Book Review: Simple: Conquering the Crisis of Complexity


Simple: Conquering the Crisis of Complexity
By: Alan Siegel and Irene Etzkorn

“ Conquering the crisis of complexity “ is this book’s headline.
It’s an interesting, relevant, accurate and timely publication.

Some 200-pages long, it’s easy and quick to read with some clear and simple messages. The use of practical, real life, and well known global examples demonstrates this is no theoretical tomb and makes it easy to recognise plenty of examples in the daily life and world of the reader.

From either a business, or a consumer’s point of view, it’s clear the absolute complexity waste which exists could be eliminated, with increased consumer value and increased supplier profits too.
Simplify eliminates waste and lean adds recognised customer value !

Complexity generally gains short term power and control – simplicity not so. Much complexity comes from misunderstood branding ‘ stuff ‘ and short term money grabbing tactics. Companies that simplify their products, services and communications are able to improve their long term relationships with customers. Consumers are often prepared to pay a simplicity premium and simplification provides significant business benefits in the form of : cost savings, better client retention, enhanced employee efficiency and competitive advantage for first movers.

We live in an increasingly complex world which is costing individuals and businesses huge sums of money.

As there has been a discernible and measureable shift to complexity, it’s an opportune time for ‘back to basics ‘ as a distinct business model.
The 3-core principles of simplicity, which can revolutionise a business, are : empathise; distil; clarify.

Empathise includes :

• Customer experience
• Remove the barriers – shorten the distance
• See reality of needs – in context
• Understand your audience
• Get to the unheralded touchpoints – build core trust
• Be easy to do business with – human contact
• Simplicity is the takeaway experience
• Consumer confidence comes through comprehension, from simplicity

Distill includes :

• Edit stuff out – brevity and clarity
• Let customers decide how much they want
• Innovation includes simplicity – and taking away
• Resist the constant temptation to add on and complicate
• Let customers choose – at a glance; preferred; in depth options

Clarify includes :

• Apply design to information – anticipate need
• Visual clarity; key themes; chunking up
• Paradox of simplicity – the less you know the more you understand
• Power of visualisation
• Avoid language used intentionally to confuse, conceal, muddle and obfuscate

There are business incentives for simple…
• Distinctive added value to service or product
• Customers are more satisfied and better informed
• Leads to higher levels of trust and greater brand loyalty
• Cognitive fluency = feel good = acceptance and trust

Creating too much brand desire is often costly.

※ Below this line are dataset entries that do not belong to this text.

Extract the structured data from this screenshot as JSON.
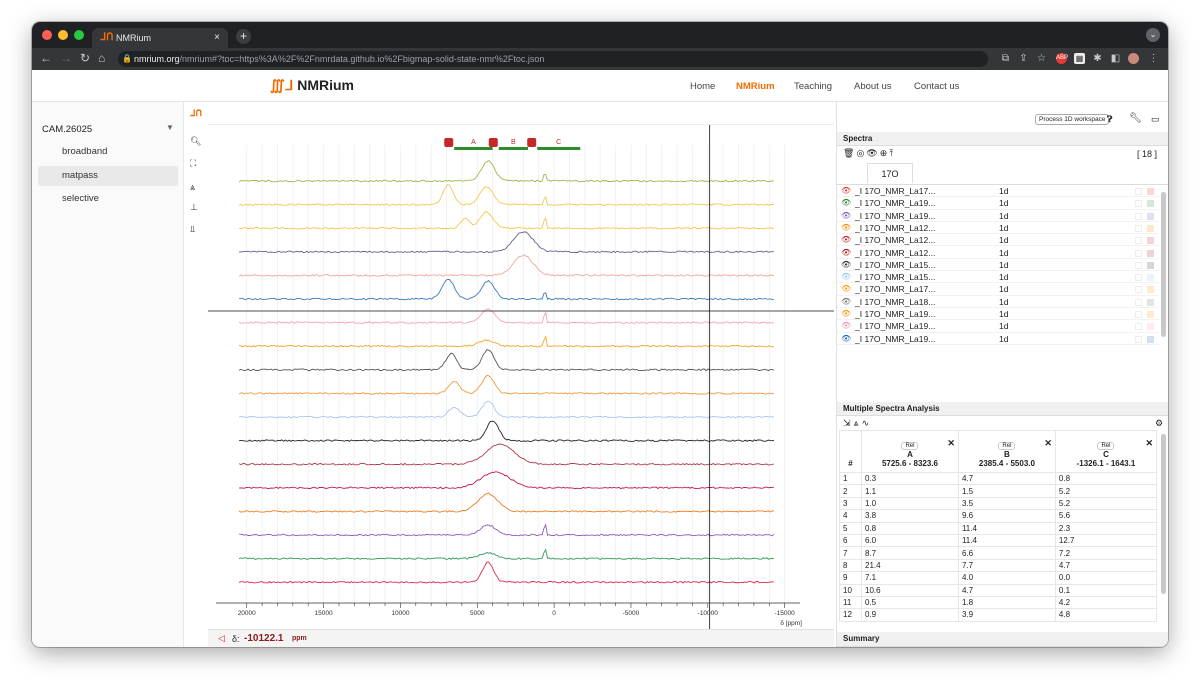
{
  "browser": {
    "tab_title": "NMRium",
    "tab_close": "×",
    "new_tab": "+",
    "url_host": "nmrium.org",
    "url_path": "/nmrium#?toc=https%3A%2F%2Fnmrdata.github.io%2Fbigmap-solid-state-nmr%2Ftoc.json"
  },
  "site": {
    "logo_text": "NMRium",
    "nav": [
      "Home",
      "NMRium",
      "Teaching",
      "About us",
      "Contact us"
    ],
    "active_nav": "NMRium"
  },
  "sidebar": {
    "header": "CAM.26025",
    "items": [
      {
        "label": "broadband"
      },
      {
        "label": "matpass",
        "selected": true
      },
      {
        "label": "selective"
      }
    ]
  },
  "toolbar": {
    "process_button": "Process 1D workspace"
  },
  "ranges": [
    {
      "label": "A"
    },
    {
      "label": "B"
    },
    {
      "label": "C"
    }
  ],
  "spectra_panel": {
    "title": "Spectra",
    "count": "[ 18 ]",
    "nucleus_tab": "17O",
    "rows": [
      {
        "name": "_I 17O_NMR_La17...",
        "dim": "1d",
        "color": "#e53935"
      },
      {
        "name": "_I 17O_NMR_La19...",
        "dim": "1d",
        "color": "#2e7d32"
      },
      {
        "name": "_I 17O_NMR_La19...",
        "dim": "1d",
        "color": "#7e57c2"
      },
      {
        "name": "_I 17O_NMR_La12...",
        "dim": "1d",
        "color": "#fb8c00"
      },
      {
        "name": "_I 17O_NMR_La12...",
        "dim": "1d",
        "color": "#c62828"
      },
      {
        "name": "_I 17O_NMR_La12...",
        "dim": "1d",
        "color": "#b71c1c"
      },
      {
        "name": "_I 17O_NMR_La15...",
        "dim": "1d",
        "color": "#263238"
      },
      {
        "name": "_I 17O_NMR_La15...",
        "dim": "1d",
        "color": "#90caf9"
      },
      {
        "name": "_I 17O_NMR_La17...",
        "dim": "1d",
        "color": "#ff9800"
      },
      {
        "name": "_I 17O_NMR_La18...",
        "dim": "1d",
        "color": "#757575"
      },
      {
        "name": "_I 17O_NMR_La19...",
        "dim": "1d",
        "color": "#ff9800"
      },
      {
        "name": "_I 17O_NMR_La19...",
        "dim": "1d",
        "color": "#f48fb1"
      },
      {
        "name": "_I 17O_NMR_La19...",
        "dim": "1d",
        "color": "#1565c0"
      }
    ]
  },
  "analysis": {
    "title": "Multiple Spectra Analysis",
    "hash": "#",
    "rel_label": "Rel",
    "columns": [
      {
        "name": "A",
        "range": "5725.6 - 8323.6"
      },
      {
        "name": "B",
        "range": "2385.4 - 5503.0"
      },
      {
        "name": "C",
        "range": "-1326.1 - 1643.1"
      }
    ],
    "rows": [
      [
        "1",
        "0.3",
        "4.7",
        "0.8"
      ],
      [
        "2",
        "1.1",
        "1.5",
        "5.2"
      ],
      [
        "3",
        "1.0",
        "3.5",
        "5.2"
      ],
      [
        "4",
        "3.8",
        "9.6",
        "5.6"
      ],
      [
        "5",
        "0.8",
        "11.4",
        "2.3"
      ],
      [
        "6",
        "6.0",
        "11.4",
        "12.7"
      ],
      [
        "7",
        "8.7",
        "6.6",
        "7.2"
      ],
      [
        "8",
        "21.4",
        "7.7",
        "4.7"
      ],
      [
        "9",
        "7.1",
        "4.0",
        "0.0"
      ],
      [
        "10",
        "10.6",
        "4.7",
        "0.1"
      ],
      [
        "11",
        "0.5",
        "1.8",
        "4.2"
      ],
      [
        "12",
        "0.9",
        "3.9",
        "4.8"
      ]
    ]
  },
  "summary": {
    "title": "Summary"
  },
  "status": {
    "prefix": "δ:",
    "value": "-10122.1",
    "unit": "ppm"
  },
  "chart_data": {
    "type": "line",
    "title": "",
    "xlabel": "δ [ppm]",
    "ylabel": "",
    "xlim": [
      22000,
      -16000
    ],
    "x_ticks": [
      "20000",
      "15000",
      "10000",
      "5000",
      "0",
      "-5000",
      "-10000",
      "-15000"
    ],
    "grid": true,
    "series": [
      {
        "color": "#9ab84a",
        "peaks": [
          [
            4300,
            1.0,
            600
          ],
          [
            600,
            0.5,
            90
          ]
        ]
      },
      {
        "color": "#f2c94c",
        "peaks": [
          [
            6900,
            1.0,
            450
          ],
          [
            4400,
            0.9,
            600
          ],
          [
            600,
            0.9,
            60
          ]
        ]
      },
      {
        "color": "#f2c94c",
        "peaks": [
          [
            5800,
            0.5,
            400
          ],
          [
            4400,
            0.8,
            600
          ],
          [
            600,
            1.1,
            60
          ]
        ]
      },
      {
        "color": "#6b5b95",
        "peaks": [
          [
            2000,
            1.0,
            900
          ]
        ]
      },
      {
        "color": "#f3a59a",
        "peaks": [
          [
            2000,
            1.0,
            900
          ]
        ]
      },
      {
        "color": "#3a7cbf",
        "peaks": [
          [
            6900,
            1.0,
            550
          ],
          [
            4300,
            0.9,
            600
          ],
          [
            600,
            0.5,
            80
          ]
        ]
      },
      {
        "color": "#f4a3b5",
        "peaks": [
          [
            4300,
            0.7,
            600
          ],
          [
            600,
            1.1,
            60
          ]
        ]
      },
      {
        "color": "#f5a623",
        "peaks": [
          [
            4400,
            0.3,
            700
          ],
          [
            600,
            1.0,
            60
          ]
        ]
      },
      {
        "color": "#555555",
        "peaks": [
          [
            6700,
            0.8,
            500
          ],
          [
            4300,
            1.0,
            550
          ]
        ]
      },
      {
        "color": "#f19a3e",
        "peaks": [
          [
            6500,
            0.6,
            500
          ],
          [
            4300,
            0.9,
            550
          ]
        ]
      },
      {
        "color": "#a9c5ef",
        "peaks": [
          [
            6500,
            0.5,
            500
          ],
          [
            4300,
            0.8,
            550
          ]
        ]
      },
      {
        "color": "#222222",
        "peaks": [
          [
            4000,
            1.0,
            550
          ]
        ]
      },
      {
        "color": "#b03a48",
        "peaks": [
          [
            3500,
            1.0,
            1300
          ]
        ]
      },
      {
        "color": "#c2185b",
        "peaks": [
          [
            3800,
            0.8,
            1300
          ]
        ]
      },
      {
        "color": "#ef7d21",
        "peaks": [
          [
            4300,
            0.9,
            900
          ]
        ]
      },
      {
        "color": "#8e5bb5",
        "peaks": [
          [
            4300,
            0.5,
            700
          ],
          [
            600,
            1.0,
            60
          ]
        ]
      },
      {
        "color": "#2e9b57",
        "peaks": [
          [
            4300,
            0.3,
            700
          ],
          [
            600,
            1.0,
            60
          ]
        ]
      },
      {
        "color": "#e0294a",
        "peaks": [
          [
            4300,
            1.0,
            500
          ]
        ]
      }
    ]
  },
  "colors": {
    "accent": "#ef6c00",
    "range_bar": "#2e8b2e",
    "range_del": "#c62828"
  }
}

“ At the point of desire you want more but at the point of daily use you want less “. The cost of returned products in the USA is $100 billion a year!
Many well known successful companies have found their own distinctive and authentic brand voice. These are transparent, direct, straightforward and human. People want straight talk.

Like any authentic culture, simplicity requires clarity of purpose and commitment from the very top. With continuous efforts to empathise, distil and clarify. Ceaseless efforts on ease of use and simplicity of design are required. Customer intimacy becomes number one priority, co-creating with customers and integrating that creativity lies at the core of simplicity.
Keeping complexity out of sight of customers needs broad and sweeping change and is a continuous journey.

The outstanding better performing business will manage out complexity for customers, suppliers and partners. Customers experience economy through one seamless experience. Alignment is paramount as complexity thrives in silos. Open cultures which value naivety are best.
In particular, legalese fosters complexity and inherent aversion to simplicity, but there are striking examples of successful and simple legal documents and statements.
The well know acronym of SNAFU is quoted as an indication of the prevalence of much institutionalised complexity evident today. We are drowning in complexity ! Which affects B2B, B2C and social everyday life.

The final question is asked “ So where do we go from here ? “
And the answer is “ Back to basics “ for comprehension and control. A competitive differentiator and true point of difference for early adopters, for many years to come.

This book shows you how.

A small investment in reading it will either confirm you’re on the right future track or offer a better one.